A decisão de Alemanha, Reino Unido e outros países europeus de projetar forças militares rumo ao Ártico tem sido interpretada como um esforço para demonstrar autonomia estratégica em meio à crescente pressão dos Estados Unidos. Para Paolo Raffone, diretor da CIPI Foundation em Bruxelas, o objetivo central é mostrar que "ao menos dentro das fronteiras europeias, ainda são capazes de controlar segurança e defesa".
Raffone afirma que o gesto funciona como uma "declaração de intenções", semelhante às discussões sobre uma força de paz na Ucrânia após um eventual cessar-fogo. Segundo ele, os governos europeus buscam ter "algo para negociar com os EUA" e evitar as consequências de serem "deixados de lado pelos EUA — 'a Europa como sendo uma extensão do continente americano'" na competição entre grandes potências.
O analista acrescenta que, em Washington, a recepção não é positiva. "O presidente dos EUA e o Pentágono veem esses anúncios europeus como um incômodo desnecessário", afirmou, destacando o crescente desalinhamento entre aliados históricos.
A presença militar europeia na Groenlândia, em particular, tornou-se foco de debate nos últimos dias. Mikael Valtersson, ex-oficial das Forças Armadas suecas, afirma que vários países da Organização do Tratado do Atlântico Norte (OTAN) planejam enviar tropas ao território. Oficialmente, a missão seria proteger a ilha de ameaças externas, mas, segundo ele, "na realidade esse movimento é contra os EUA e não contra ameaças externas".

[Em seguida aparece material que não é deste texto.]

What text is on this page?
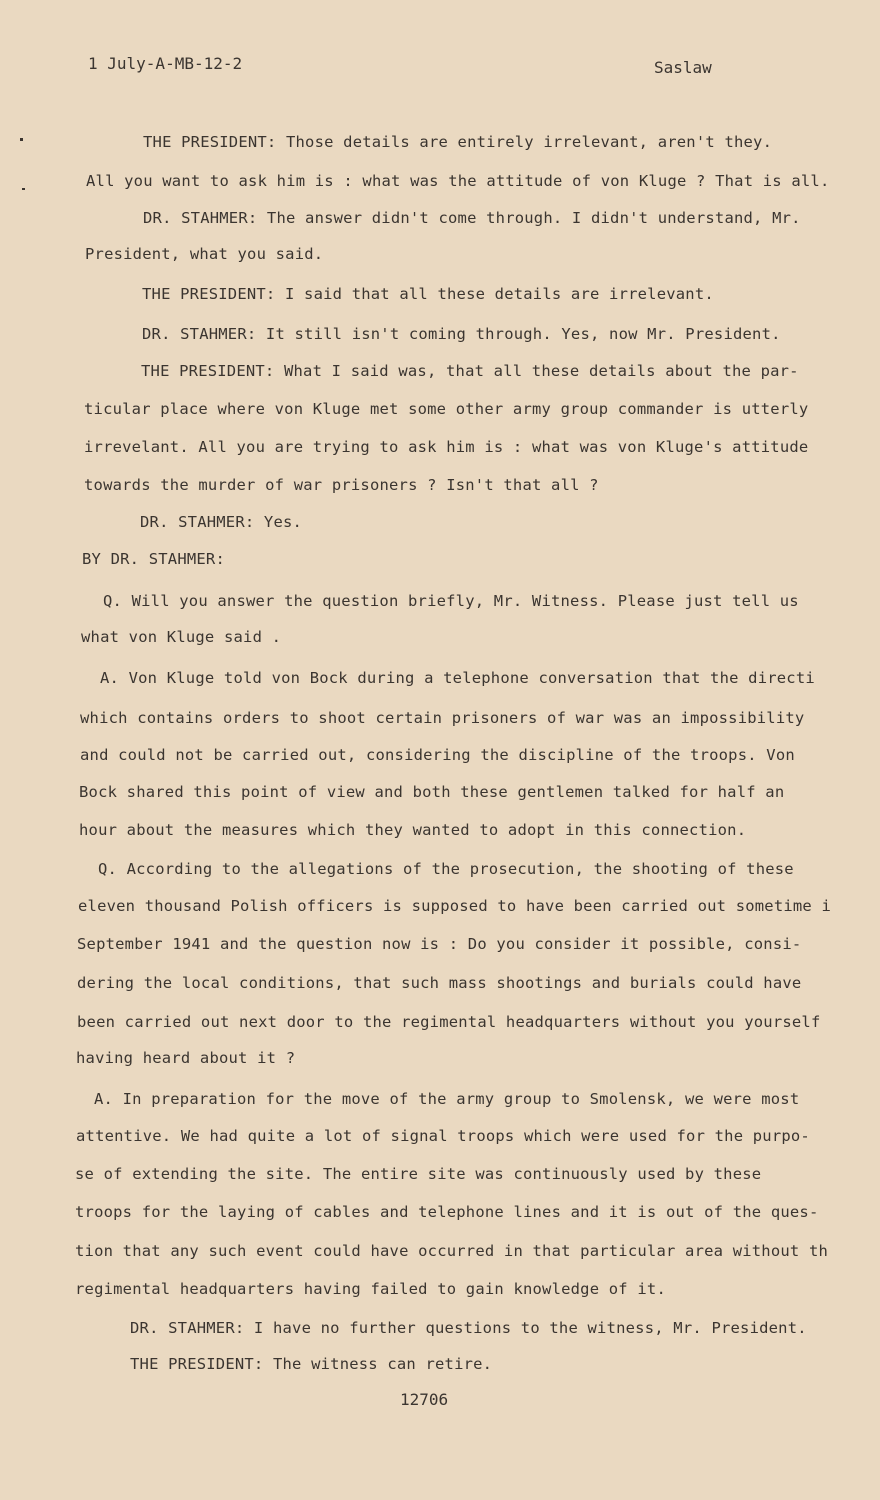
1 July-A-MB-12-2	Saslaw
THE PRESIDENT: Those details are entirely irrelevant, aren't they.
All you want to ask him is : what was the attitude of von Kluge ? That is all.
DR. STAHMER: The answer didn't come through. I didn't understand, Mr.
President, what you said.
THE PRESIDENT: I said that all these details are irrelevant.
DR. STAHMER: It still isn't coming through. Yes, now Mr. President.
THE PRESIDENT: What I said was, that all these details about the par-
ticular place where von Kluge met some other army group commander is utterly
irrevelant. All you are trying to ask him is : what was von Kluge's attitude
towards the murder of war prisoners ? Isn't that all ?
DR. STAHMER: Yes.
BY DR. STAHMER:
Q. Will you answer the question briefly, Mr. Witness. Please just tell us
what von Kluge said .
A. Von Kluge told von Bock during a telephone conversation that the directi
which contains orders to shoot certain prisoners of war was an impossibility
and could not be carried out, considering the discipline of the troops. Von
Bock shared this point of view and both these gentlemen talked for half an
hour about the measures which they wanted to adopt in this connection.
Q. According to the allegations of the prosecution, the shooting of these
eleven thousand Polish officers is supposed to have been carried out sometime i
September 1941 and the question now is : Do you consider it possible, consi-
dering the local conditions, that such mass shootings and burials could have
been carried out next door to the regimental headquarters without you yourself
having heard about it ?
A. In preparation for the move of the army group to Smolensk, we were most
attentive. We had quite a lot of signal troops which were used for the purpo-
se of extending the site. The entire site was continuously used by these
troops for the laying of cables and telephone lines and it is out of the ques-
tion that any such event could have occurred in that particular area without th
regimental headquarters having failed to gain knowledge of it.
DR. STAHMER: I have no further questions to the witness, Mr. President.
THE PRESIDENT: The witness can retire.
12706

Valtersson argumenta que tropas terrestres europeias não têm utilidade contra navios ou mísseis balísticos, reforçando que o objetivo é criar um obstáculo político a qualquer plano norte-americano de anexação.
"É um limiar político, não militar", disse, lembrando que qualquer ação dos EUA contra aliados europeus "significaria a sentença de morte da Europa e romperia o elo transatlântico".
O ex-oficial sueco avalia que a medida não altera o equilíbrio militar, mas pode influenciar debates internos em Washington.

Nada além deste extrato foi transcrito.